USAIG is involved in a lawsuit to reject coverage for an accident in which a Falcon business jet overran a runway, shearing off the landing gear and causing other damage. According to USAIG, the aircraft was operated by an unlicensed pilot and a second that was not authorized to control the aircraft without a fully licensed pilot, in contrast to statements made about who would fly the aircraft.
The defendant, which filed a claim on the accidents, meanwhile, has maintained that USAIG should cover the accident because the operator did not provide any misrepresentations in writing.
USAIG issued a policy covering the accident aircraft, a 2008 Dassault Falcon 900EX (now N823RC), for a period from Aug. 25, 2020, to Aug. 25, 2021. During the underwriting process, USAIG required the aircraft owner, Aerospike Iron (a limited-liability corp.), to answer a questionnaire on who would pilot the aircraft. Questionnaires were submitted for two individuals, but not the accident pilot, Scott Kitchens, who is listed as director of aviation.
The accident occurred on Feb 13, 2021, when, upon takeoff, the aircraft did not lift off the ground of Montgomery-Gibbs Executive Airport in San Diego. The pilots, Kitchens (who did not hold a valid pilot license) and Nathan Russel (whose limited license prohibited him from piloting the aircraft without another piloted license in command), aborted the takeoff. The aircraft ran off the runway into an unimproved section of the airport, incurring more than $75,000 in damage.
USAIG subsequently brought suit to rescind the policy, saying Aerospike had represented that other pilots would be operating the aircraft and that the company knew that information was used to evaluate risk, determine exclusions and terms of a policy, and set premiums. USAIG alleged that statements provided were knowingly false and that Aerospike had “expressly intended for Kitchens to fly the aircraft even though he was not a licensed pilot.” USAIG further alleged the questionnaire submitted was done so “recklessly, without consideration as to whether the statements were true or false.”
Aerospike Iron unsuccessfully sought to dismiss the lawsuit, arguing that USAIG has failed to “plead that the alleged representations regarding who would or would not fly the aircraft in the future were made in writing” and that USAIG failed to point to specific sections of the policy requiring the disclosure of “material facts.”
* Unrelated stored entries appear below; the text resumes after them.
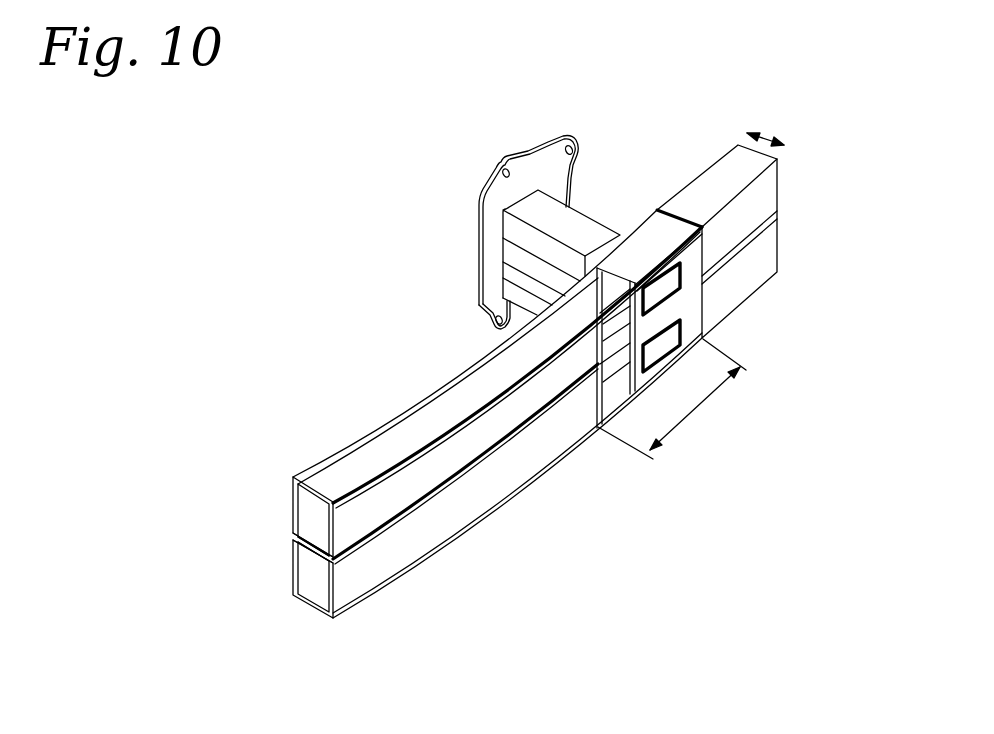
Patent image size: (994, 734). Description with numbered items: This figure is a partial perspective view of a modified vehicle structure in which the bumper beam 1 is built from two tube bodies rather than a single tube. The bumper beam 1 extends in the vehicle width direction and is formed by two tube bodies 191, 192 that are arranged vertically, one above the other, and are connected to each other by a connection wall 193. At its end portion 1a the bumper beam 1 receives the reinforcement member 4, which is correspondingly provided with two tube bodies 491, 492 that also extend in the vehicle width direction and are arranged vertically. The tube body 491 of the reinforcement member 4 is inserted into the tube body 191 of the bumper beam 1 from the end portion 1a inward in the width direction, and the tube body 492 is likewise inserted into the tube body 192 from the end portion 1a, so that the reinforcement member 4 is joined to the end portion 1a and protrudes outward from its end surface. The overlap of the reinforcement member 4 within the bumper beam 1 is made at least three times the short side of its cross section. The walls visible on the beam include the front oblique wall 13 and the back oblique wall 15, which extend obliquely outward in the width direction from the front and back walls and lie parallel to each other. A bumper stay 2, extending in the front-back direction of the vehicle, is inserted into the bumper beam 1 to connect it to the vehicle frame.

The bumper beam 1 is at (507, 441).
The end portion of the bumper beam 1a is at (752, 414).
The bumper stay 2 is at (600, 223).
The reinforcement member 4 is at (742, 208).
The front oblique wall 13 is at (523, 463).
The back oblique wall 15 is at (432, 387).
The tube body 191 is at (316, 492).
The tube body 192 is at (311, 605).
The connection wall 193 is at (314, 554).
The tube body 491 is at (735, 165).
The tube body 492 is at (742, 277).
According to court documents, the company claims USAIG “fails to plead with particular[ity]” any provision that requires to disclose who would pilot the aircraft and contends that “any pilot approved by the policyholder is a permissible pilot under the policy.”
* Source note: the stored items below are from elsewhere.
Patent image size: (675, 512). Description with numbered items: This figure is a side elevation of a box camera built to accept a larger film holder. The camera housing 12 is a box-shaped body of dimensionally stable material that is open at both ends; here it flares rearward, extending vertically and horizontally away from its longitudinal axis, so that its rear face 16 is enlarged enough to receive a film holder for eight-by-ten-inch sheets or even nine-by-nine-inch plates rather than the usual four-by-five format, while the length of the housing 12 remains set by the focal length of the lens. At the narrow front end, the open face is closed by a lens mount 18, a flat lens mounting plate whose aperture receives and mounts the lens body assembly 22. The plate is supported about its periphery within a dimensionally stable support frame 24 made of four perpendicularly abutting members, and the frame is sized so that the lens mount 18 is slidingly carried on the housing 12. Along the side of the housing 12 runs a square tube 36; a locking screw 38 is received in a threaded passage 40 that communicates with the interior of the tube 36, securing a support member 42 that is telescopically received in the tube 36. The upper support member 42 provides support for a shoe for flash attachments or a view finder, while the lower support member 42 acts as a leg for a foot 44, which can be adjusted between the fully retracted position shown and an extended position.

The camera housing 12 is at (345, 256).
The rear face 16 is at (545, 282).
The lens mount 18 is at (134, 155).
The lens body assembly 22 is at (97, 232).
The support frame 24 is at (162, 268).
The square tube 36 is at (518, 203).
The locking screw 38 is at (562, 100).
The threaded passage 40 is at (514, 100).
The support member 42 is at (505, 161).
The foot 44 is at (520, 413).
In permitting the USAIG case to move forward, a U.S. district court judge in December contended that issues, related to whether defendants made statements about who would and would not pilot the aircraft and the required disclosures, would be addressed through the discovery process and at later stages in the case.
“The court need not go beyond the face of plaintiff’s complaint in determining whether they have stated a plausible claim for relief,” the court documents stated.
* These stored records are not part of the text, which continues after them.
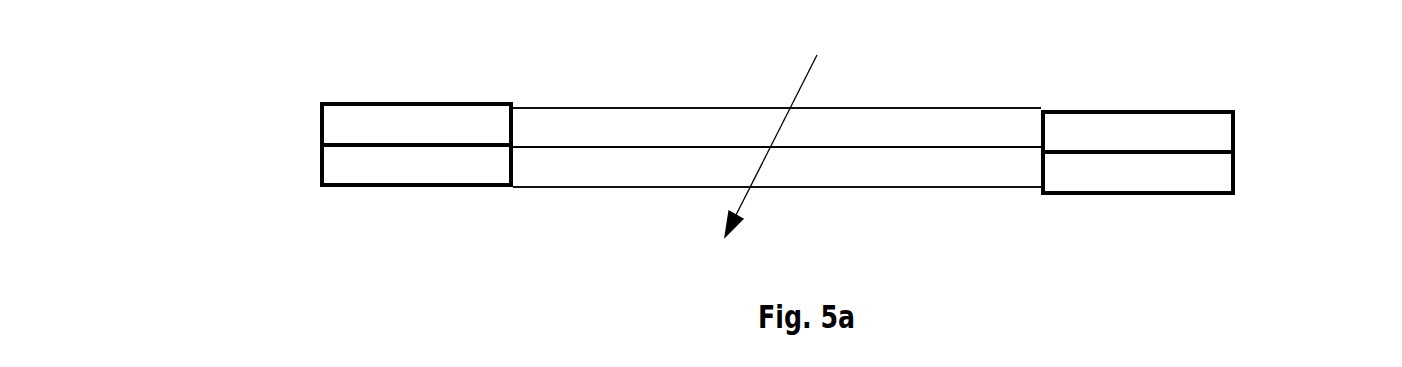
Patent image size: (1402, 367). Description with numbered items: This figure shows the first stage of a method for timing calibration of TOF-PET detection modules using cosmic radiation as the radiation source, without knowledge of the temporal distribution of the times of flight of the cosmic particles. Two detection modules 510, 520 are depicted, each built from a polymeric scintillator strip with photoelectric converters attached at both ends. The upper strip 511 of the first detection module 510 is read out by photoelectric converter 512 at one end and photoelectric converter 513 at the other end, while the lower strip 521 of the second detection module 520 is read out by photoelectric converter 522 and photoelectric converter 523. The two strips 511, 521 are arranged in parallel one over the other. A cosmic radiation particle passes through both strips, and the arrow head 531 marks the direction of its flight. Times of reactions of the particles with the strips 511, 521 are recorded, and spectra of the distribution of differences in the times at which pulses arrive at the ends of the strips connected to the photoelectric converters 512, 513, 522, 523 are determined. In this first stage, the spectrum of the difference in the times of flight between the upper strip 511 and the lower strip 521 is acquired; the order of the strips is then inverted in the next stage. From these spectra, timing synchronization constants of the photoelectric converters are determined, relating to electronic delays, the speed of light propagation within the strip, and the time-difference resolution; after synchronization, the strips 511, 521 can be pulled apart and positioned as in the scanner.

The detection module 510 is at (398, 93).
The scintillator strip 511 is at (913, 124).
The photoelectric converter 512 is at (320, 127).
The photoelectric converter 513 is at (1235, 135).
The detection module 520 is at (452, 203).
The scintillator strip 521 is at (960, 178).
The photoelectric converter 522 is at (328, 172).
The photoelectric converter 523 is at (1235, 185).
The arrow head 531 is at (727, 217).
At first look, an insurance company executive noted that cases where operators do things outside their policies are not uncommon—it’s just rare that they are uncovered and lead to accidents.
The executive questioned the defense, saying, on the surface, it appears as if either malicious intent or ignorance played a role here and neither should have a legal defense. He further suggested that a finding against USAIG could set a dangerous precedent. Neither USAIG nor representatives of Aerospike responded to requests for comment.